Suspension trauma or orthostatic intolerance is defined as “a natural human reaction to being upright and immobile, where a complex combination of blood pooling in the legs and cardio respiratory restriction leads to unconsciousness,” according to Dynamic Rescue Systems’ blog.
The most commonly seen form of this is soldiers fainting during parade. Whenever the body is kept in a vertical position with no or little movement for more than a couple of minutes, the blood begins to pool in the legs. This can then cause a person to faint in less than three minutes. As long as they have not sustained any injuries from the fall, once horizontal they will quickly regain consciousness.
However if the person is kept in an upright position as they would be while suspended in a harness, they can die within as little as five minutes after becoming unconscious.
As the blood pools in the legs, the heart begins to beat faster in an attempt to provide more blood to the brain. As less and less blood is returned to the heart, blood pressure quickly drops and the heart slows. Death is now only minutes away.
This is exactly what occurred to an electrician who was lowered into a pit to work on an electrical board situated on the wall. He was suspended in a harness while working. He became unconscious within five minutes. Unfortunately, his work colleagues did not realise this, and after 15 minutes, they pulled a dead body from the pit.
Rescue after a fall
Even a short fall of only 500 millimetres will cause tremendous force to be exerted back through the body. This will no doubt cause the person to go into shock. Therefore it is imperative that the victim be rescued as quickly as possible.
Managing the Risk of Falls at Workplaces Code of Practice 2011 states that the person should be rescued in less than five minutes. Section 80 of the Work Health and Safety Regulation 2011 requires that the owner of a fall arrest system “must establish emergency procedures, including rescue procedures, in relation to the use of the system”. (Section 80(2))
Section 3 goes on to state, “The person [system owner] must ensure that the emergency procedures are tested so that they are effective.”
The rescue plan and equipment must be tested in a real life scenario.

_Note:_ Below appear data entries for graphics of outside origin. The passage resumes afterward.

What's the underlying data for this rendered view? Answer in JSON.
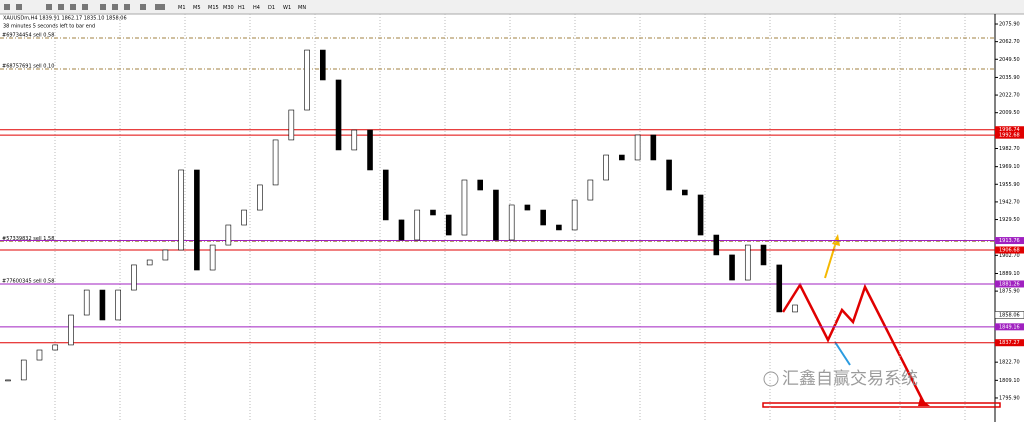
{
  "toolbar": {
    "timeframes": [
      "M1",
      "M5",
      "M15",
      "M30",
      "H1",
      "H4",
      "D1",
      "W1",
      "MN"
    ]
  },
  "chart_info": {
    "symbol_line": "XAUUSDm,H4 1839.91 1862.17 1835.10 1858.06",
    "timer": "38 minutes 5 seconds left to bar end"
  },
  "price_axis": {
    "ylim": [
      1777.9,
      2083.4
    ],
    "ticks": [
      {
        "value": 2075.9,
        "label": "2075.90"
      },
      {
        "value": 2062.7,
        "label": "2062.70"
      },
      {
        "value": 2049.5,
        "label": "2049.50"
      },
      {
        "value": 2035.9,
        "label": "2035.90"
      },
      {
        "value": 2022.7,
        "label": "2022.70"
      },
      {
        "value": 2009.5,
        "label": "2009.50"
      },
      {
        "value": 1982.7,
        "label": "1982.70"
      },
      {
        "value": 1969.1,
        "label": "1969.10"
      },
      {
        "value": 1955.9,
        "label": "1955.90"
      },
      {
        "value": 1942.7,
        "label": "1942.70"
      },
      {
        "value": 1929.5,
        "label": "1929.50"
      },
      {
        "value": 1902.7,
        "label": "1902.70"
      },
      {
        "value": 1889.1,
        "label": "1889.10"
      },
      {
        "value": 1875.9,
        "label": "1875.90"
      },
      {
        "value": 1822.7,
        "label": "1822.70"
      },
      {
        "value": 1809.1,
        "label": "1809.10"
      },
      {
        "value": 1795.9,
        "label": "1795.90"
      }
    ]
  },
  "orders": [
    {
      "price": 2065.4,
      "label": "#69734454 sell 0.58"
    },
    {
      "price": 2042.2,
      "label": "#68757691 sell 0.10"
    },
    {
      "price": 1913.2,
      "label": "#57339832 sell 1.58"
    },
    {
      "price": 1881.26,
      "label": "#77600345 sell 0.58"
    }
  ],
  "levels": [
    {
      "price": 1996.74,
      "color": "#e00000"
    },
    {
      "price": 1992.68,
      "color": "#e00000"
    },
    {
      "price": 1913.76,
      "color": "#a020c0"
    },
    {
      "price": 1906.68,
      "color": "#e00000"
    },
    {
      "price": 1881.26,
      "color": "#a020c0"
    },
    {
      "price": 1858.06,
      "color": "#ffffff"
    },
    {
      "price": 1849.16,
      "color": "#a020c0"
    },
    {
      "price": 1837.27,
      "color": "#e00000"
    }
  ],
  "candles": [
    1809.4,
    1824.3,
    1831.8,
    1835.6,
    1858.0,
    1876.7,
    1854.3,
    1876.7,
    1895.5,
    1899.2,
    1906.7,
    1966.6,
    1891.7,
    1910.4,
    1925.4,
    1936.6,
    1955.4,
    1989.1,
    2011.5,
    2056.4,
    2034.0,
    1981.6,
    1996.5,
    1966.6,
    1929.2,
    1914.2,
    1936.6,
    1932.9,
    1917.9,
    1959.1,
    1951.6,
    1914.2,
    1940.4,
    1936.6,
    1925.4,
    1921.7,
    1944.1,
    1959.1,
    1977.8,
    1974.1,
    1992.8,
    1974.1,
    1951.6,
    1947.9,
    1917.9,
    1903.0,
    1884.2,
    1910.4,
    1895.5,
    1860.3,
    1865.5
  ],
  "watermark": "汇鑫自赢交易系统"
}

Section 4 requires that the workers using the system must also be adequately trained so that in the event of a fall all personnel are well drilled in how to safely conduct the rescue. Section 4 states that “The person [system owner] must provide relevant workers with suitable and adequate information, training and instruction in relation to the emergency procedures.”

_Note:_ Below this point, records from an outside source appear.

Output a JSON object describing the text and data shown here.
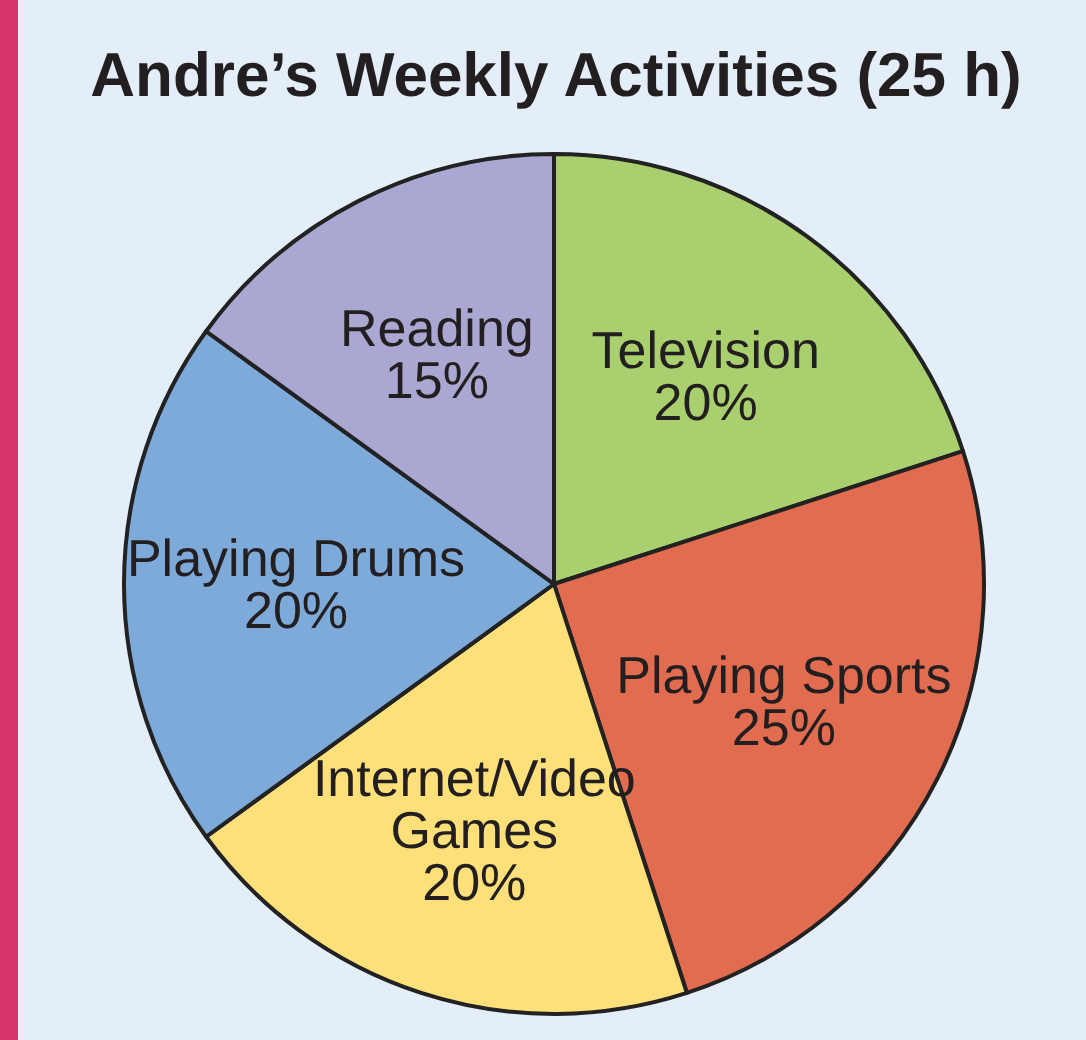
{
  "chart_data": {
    "type": "pie",
    "title": "Andre’s Weekly Activities (25 h)",
    "categories": [
      "Television",
      "Playing Sports",
      "Internet/Video Games",
      "Playing Drums",
      "Reading"
    ],
    "values": [
      20,
      25,
      20,
      20,
      15
    ],
    "value_labels": [
      "20%",
      "25%",
      "20%",
      "20%",
      "15%"
    ],
    "colors": [
      "#a9cf6e",
      "#e26c50",
      "#fde07a",
      "#7eaada",
      "#aba7d3"
    ]
  }
}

It is not just a “good idea” or “best practice” to have a rescue plan for a fall arrest system and training for those involved in how to use the rescue equipment. It is a legal requirement. In the panic of seeing a fellow worker fall and then hang over the edge of a building time will go very quickly. Only well drilled and trained workers will be able to bring the victim to the ground safely in less than five minutes. The consequences of a rescue taking too long are deadly.